10/4/10

El sol nos entretiene. Con los dedos de los pies hace sombras para que la bajada por el tobogán recuerde a una selva o haga curvas infinitas con las que el pelo de mis hijas juegue a los caballeros que iban con capa. Abril está tumbado en un banco, justo en el más alejado, el que está de espaldas a las vías del tren. Mi alma está tumbada con él, lacia y con la mano apoyada con desgana en la frente, haciendo tijera con los dedos para cortarle los bordes muertos al sol. Me gustan estas mañanas. Me divierte la posibilidad de que todo sea un sueño, de que la ausencia de nubes signifique algo que no soy capaz de entender. Alba y Mireia preparan helados de tierra, granizados de tierra, pasteles de arena oscura que vuelcan en platos y luego me ofrecen para que coma. El amor ideal sería comer tierra, masticar piedrecitas pequeñas ante sus ojos y después digerirlas durante siglos. El amor simple consiste en hacer que estornudo y que el contenido del cacharro salga volando hacia donde pertenece. Todo y todos acabamos en la tierra. Somos uno de esos flanes que hace el destino para entretenerse. Miro al cielo. Un azul tibio lo inunda todo a la espera de más color. Vendrán los meses compactos. Traerán sus cajas de pinturas y sus rodillos nuevos para que todo reluzca. Abril sólo se encarga de abrir las ventanas para que la estancia del invierno se oree. Uno a uno mis sucedáneos de sueño se van quedando enganchados en el paisaje. El tendido eléctrico del tren se queda con los sueños a corto plazo. Los pájaros que vienen del norte se llevan enganchados del pico los de largo plazo, se los llevan más al sur para que se curen. Mireia se ha quitado los calcetines y está el lo alto del tobogán hablando con una taza naranja. El aire es tan reciente que no huele a nada, sólo a nuevo; se tendrá que quedar algunos días con nosotros para que le conozcamos, quizá haya que ponerle un nombre o que sea él quien nos invente de nuevo. Jugaremos a ir al sur. Jugaremos a seguir a los pájaros en su itinerante delirio: el mundo visto desde arriba siempre pierde gravedad, ellos lo saben.
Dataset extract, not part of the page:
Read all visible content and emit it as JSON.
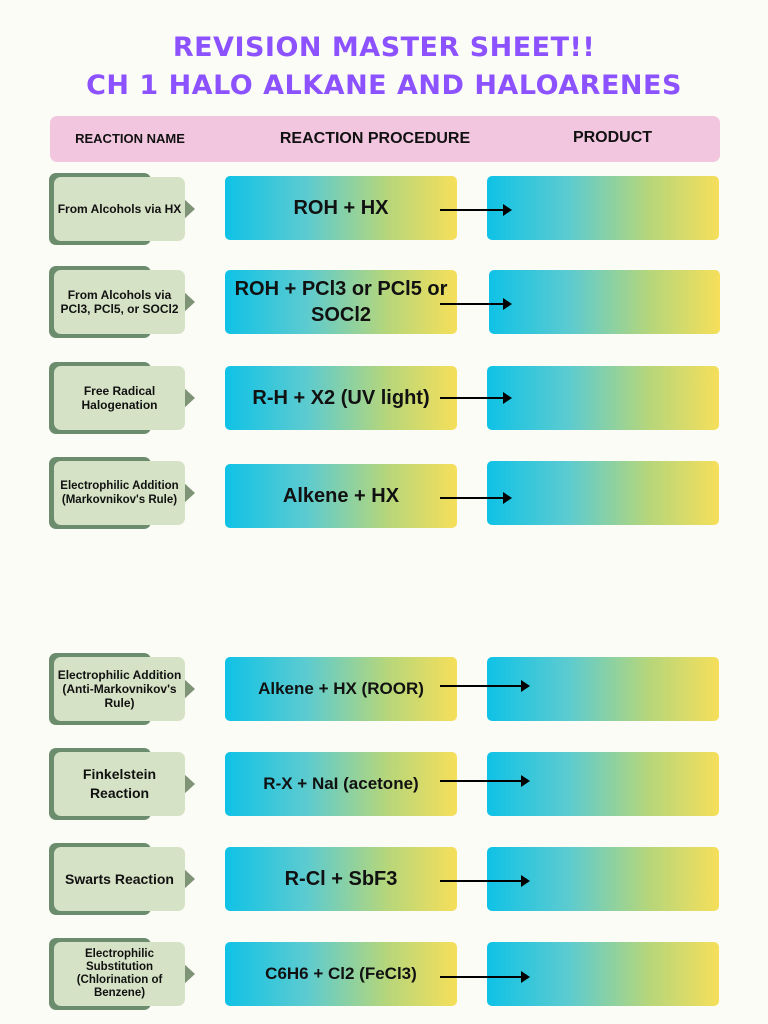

Ahora hay que recoger. Vacío cacharros. Pongo calcetines. Busco zapatos. Mis manos huelen a tierra. Mireia vuelve a casa pensando quizá en lo arbitrario de todo, en lo fugaz del tiempo que un instante mesa tu melena y al otro te araña. Cierro los ojos y el azul y el cobre se mezclan en un cuadro. Faltan las figuras, sólo hay una montaña y restos de un naufragio sobre un suelo yermo. ¿De qué me sirve saber matemáticas si sé que todos los milagros cotidianos jamás se repiten? ¿De qué sirve recordar nada si la memoria enmohece como el maíz húmedo? Ya en casa nos ponemos el disfraz de la normalidad y vamos pensando en lo que haremos de comida.